The median age in the town was 38.8 years. 24.4% of residents were under the age of 18; 8.4% were between the ages of 18 and 24; 26.1% were from 25 to 44; 27.2% were from 45 to 64; and 13.9% were 65 years of age or older. The gender makeup of the town was 47.2% male and 52.8% female.

===2000 census===
As of the census of 2000, there were 1,456 people, 596 households, and 417 families living in the town. The population density was 1,220.1 /mi2. There were 690 housing units at an average density of 578.2 /mi2. The racial makeup of the town was 99.18% White, 0.14% African American, 0.07% Asian, 0.07% Pacific Islander, 0.07% from other races, and 0.48% from two or more races. Hispanic or Latino of any race were 0.34% of the population.

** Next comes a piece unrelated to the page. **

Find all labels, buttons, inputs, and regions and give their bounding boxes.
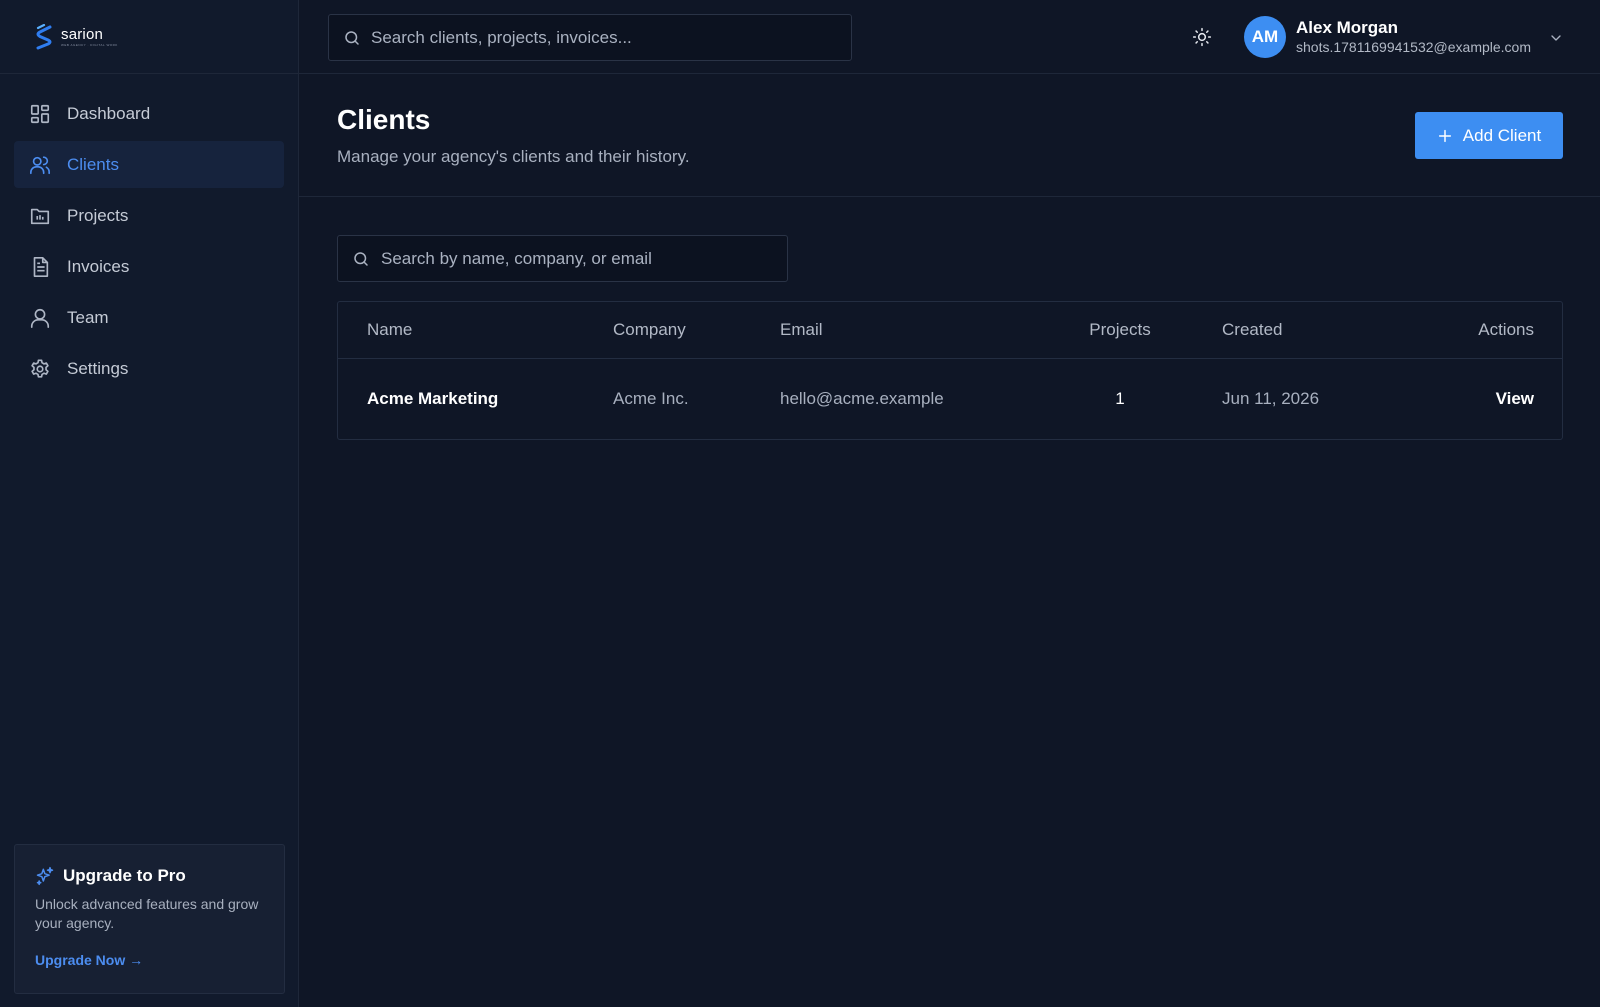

There were 596 households, out of which 32.6% had children under the age of 18 living with them, 53.2% were married couples living together, 12.6% had a female householder with no husband present, and 30.0% were non-families. 26.2% of all households were made up of individuals, and 12.2% had someone living alone who was 65 years of age or older. The average household size was 2.43 and the average family size was 2.90.

In the town, the population was spread out, with 24.5% under the age of 18, 8.2% from 18 to 24, 26.5% from 25 to 44, 26.0% from 45 to 64, and 14.9% who were 65 years of age or older. The median age was 38 years. For every 100 females, there were 88.6 males. For every 100 females age 18 and over, there were 85.2 males.

The median income for a household in the town was $25,388, and the median income for a family was $32,692. Males had a median income of $23,750 versus $17,950 for females. The per capita income for the town was $12,040. About 15.6% of families and 18.9% of the population were below the poverty line, including 31.5% of those under age 18 and 8.9% of those age 65 or over.